Говоря языком политики, беда добродетели Робеспьера в том, что она отказывалась ограничивать себя. В великом интуитивном посыле Монтескье, что даже добродетель должна иметь свои пределы, Робеспьер увидел не более чем суждение холодного сердца. Сегодня мы можем удивляться проницательности Монтескье, поскольку нам известно, что с самого начала правления Робеспьера его вдохновленная жалостью добродетель пренебрегла законами и повергла в смятение правосудие [147] . В сравнении с неисчислимыми страданиями, которые испытывало подавляющее большинство народа, беспристрастность правосудия и закона, применение одних и тех же правил к тем, кто спит во дворцах, и к тем, кто ночует под парижскими мостами, выглядело издевательством. Революция распахнула перед бедными врата политической жизни, и эта сфера жизни по сути стала "социальной". Она оказалась перегруженной заботами и нуждами, которые в действительности относились к сфере экономики и которые, даже если бы их допустили в сферу публичных дел, не следовало решать политическими средствами, так как это были скорее административные вопросы, они находились в компетенции специалистов и не являлись теми проблемами, которые могут быть урегулированы путем двустороннего обсуждения. Можно согласиться с тем, что социальные и экономические проблемы вторглись в сферу политики еще до революций конца XVIII века, и трансформация правительства в администрацию, замещение личной власти анонимным бюрократическим аппаратом и даже сопутствующее ему превращение законов в декреты явились одной из характерных черт абсолютизма. Однако с падением этого государственного аппарата в публичную сферу вторгались уже не общеэкономические и финансовые проблемы, а живые люди, и не просто вторгались, а врывались в нее. Людьми двигала крайняя нужда, по своему характеру дополитическая; и казалось, что только жесткие меры и насилие могут им помочь.
147
В связи с этим укажем в качестве примера только на речь Робеспьера о сущности революционного правительства, в которой он недвусмысленно настаивает на неопределенности законов, имеющих дело с лицемерием: «Речь идет не о том, чтобы ставить помехи народному правосудию путем новых форм; уголовный закон неизбежно должен иметь что-то неопределенное, потому что заговорщики теперь отличаются скрытностью и лицемерием, надо, чтобы правосудие могло захватить их под всякой формой». Робеспьер, Максимилиан. Речь в Национальном конвенте 26 июня 1794 года / / Указ. соч. Т. 3. С. 223. О проблеме лицемерия, с помощью которой Робеспьер узаконил произвол народного правосудия, см. ниже.

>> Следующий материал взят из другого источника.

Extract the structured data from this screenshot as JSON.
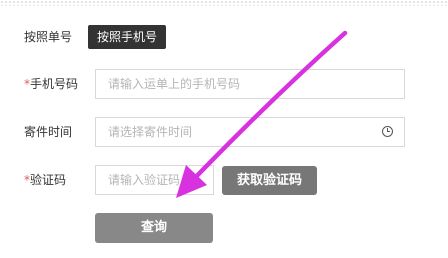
{
  "tabs": {
    "by_order": "按照单号",
    "by_phone": "按照手机号"
  },
  "form": {
    "phone": {
      "required_mark": "*",
      "label": "手机号码",
      "placeholder": "请输入运单上的手机号码"
    },
    "time": {
      "label": "寄件时间",
      "placeholder": "请选择寄件时间",
      "icon": "clock-icon"
    },
    "code": {
      "required_mark": "*",
      "label": "验证码",
      "placeholder": "请输入验证码",
      "get_code_label": "获取验证码"
    },
    "query_label": "查询"
  },
  "colors": {
    "active_tab_bg": "#333333",
    "required_mark": "#e05a5a",
    "button_gray": "#777777",
    "arrow": "#d831e0"
  }
}
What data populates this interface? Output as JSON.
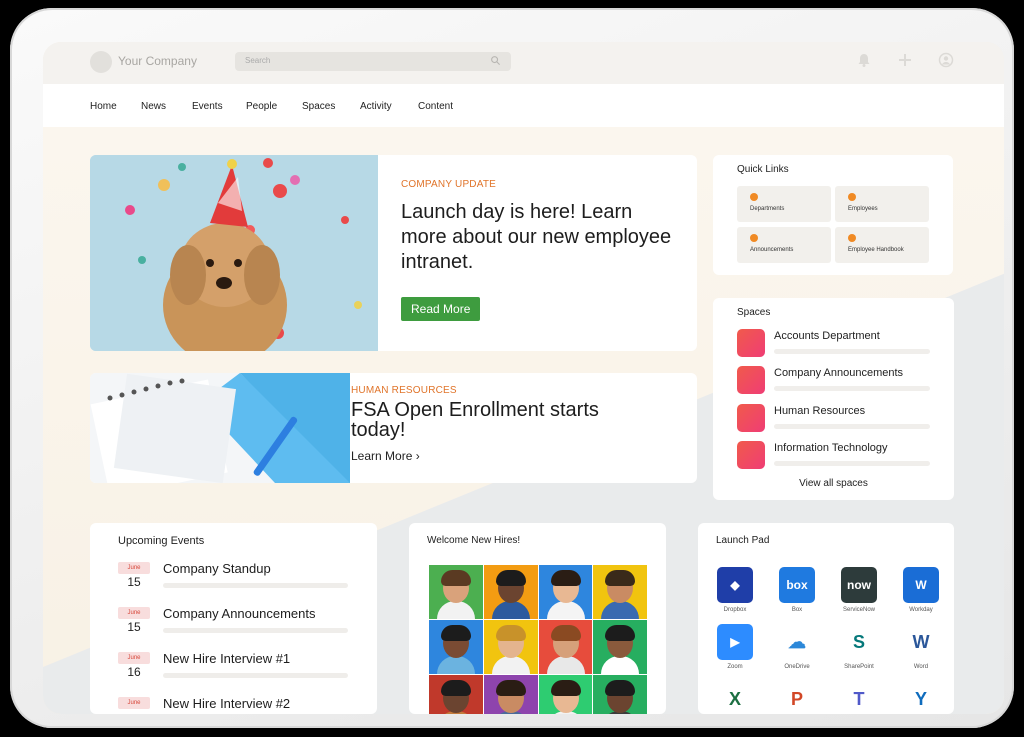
{
  "header": {
    "company": "Your Company",
    "search_placeholder": "Search",
    "icons": [
      "bell-icon",
      "plus-icon",
      "user-icon"
    ]
  },
  "nav": {
    "items": [
      "Home",
      "News",
      "Events",
      "People",
      "Spaces",
      "Activity",
      "Content"
    ]
  },
  "hero": {
    "kicker": "COMPANY UPDATE",
    "title": "Launch day is here! Learn more about our new employee intranet.",
    "button": "Read More"
  },
  "fsa": {
    "kicker": "HUMAN RESOURCES",
    "title": "FSA Open Enrollment starts today!",
    "link": "Learn More"
  },
  "quick_links": {
    "title": "Quick Links",
    "items": [
      "Departments",
      "Employees",
      "Announcements",
      "Employee Handbook"
    ]
  },
  "spaces": {
    "title": "Spaces",
    "items": [
      "Accounts Department",
      "Company Announcements",
      "Human Resources",
      "Information Technology"
    ],
    "view_all": "View all spaces"
  },
  "events": {
    "title": "Upcoming Events",
    "items": [
      {
        "month": "June",
        "day": "15",
        "title": "Company Standup"
      },
      {
        "month": "June",
        "day": "15",
        "title": "Company Announcements"
      },
      {
        "month": "June",
        "day": "16",
        "title": "New Hire Interview #1"
      },
      {
        "month": "June",
        "day": "",
        "title": "New Hire Interview #2"
      }
    ]
  },
  "new_hires": {
    "title": "Welcome New Hires!"
  },
  "launch_pad": {
    "title": "Launch Pad",
    "apps": [
      {
        "label": "Dropbox",
        "glyph": "◆",
        "color": "#1f3ea8"
      },
      {
        "label": "Box",
        "glyph": "box",
        "color": "#1f7ae0"
      },
      {
        "label": "ServiceNow",
        "glyph": "now",
        "color": "#2d3b3b"
      },
      {
        "label": "Workday",
        "glyph": "W",
        "color": "#1a6dd6"
      },
      {
        "label": "Zoom",
        "glyph": "▶",
        "color": "#2d8cff"
      },
      {
        "label": "OneDrive",
        "glyph": "☁",
        "color": "#ffffff"
      },
      {
        "label": "SharePoint",
        "glyph": "S",
        "color": "#ffffff"
      },
      {
        "label": "Word",
        "glyph": "W",
        "color": "#ffffff"
      },
      {
        "label": "",
        "glyph": "X",
        "color": "#ffffff"
      },
      {
        "label": "",
        "glyph": "P",
        "color": "#ffffff"
      },
      {
        "label": "",
        "glyph": "T",
        "color": "#ffffff"
      },
      {
        "label": "",
        "glyph": "Y",
        "color": "#ffffff"
      }
    ]
  }
}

Доказательством этого является то, что все вопросы политики, включая самый животрепещущий на тот момент - вопрос о форме правления, - стали уделом внешней политики. Людовик XVI был обезглавлен как изменник, а не как тиран. И новая республиканская свобода тут же слилась в единое целое со свободой французской нации, которая должна была отстоять свою независимость перед заговором монархов Европы. Этот решающий сдвиг, произошедший в переломный момент революции, являлся по своей сути тем же, что и описанное ранее смещение акцента с формы правления на "естественную добродетель класса", или с республики - на народ. Исторически именно в этот момент революция переросла в войну - в гражданскую войну внутри страны и во внешние войны с иностранными державами. Вместе с этим вновь завоеванная, но никогда должным образом не конституированная власть народа переродилась в хаос насилия. Если бы вопрос о новой форме правления можно было решить на поле битвы, победа оказалась бы у тех, кто обладал насилием большей мощности. Поскольку освобождение от бедности и счастье народа призваны были стать настоящими и единственными целями революции, то кощунственный в этом случае (очевидно, в силу молодости этого человека) афоризм Сен-Жюста - "Ничто более не походит на добродетель, чем великое преступление" - являлся не более чем наблюдением за повседневностью, так как его выводом служило, что все должно быть "дозволено тем, кто действует в соответствии с духом революции" [148] .
148
Фраза эта встречается в качестве принципа в «инструкции конституционным властям», составленной временной комиссией, в задачу которой входило отправление революционной законности в Лионе. Весьма примечательно, что революция, в ее оценке, была совершена исключительно для «огромного класса бедных». См.: Die Sanskulotten von Paris. Dokumente zur Geschichte der Volksbewegung 1793-1794 / / Eds. by Markov W. and Soboul A. Berlin, 1957. № 52.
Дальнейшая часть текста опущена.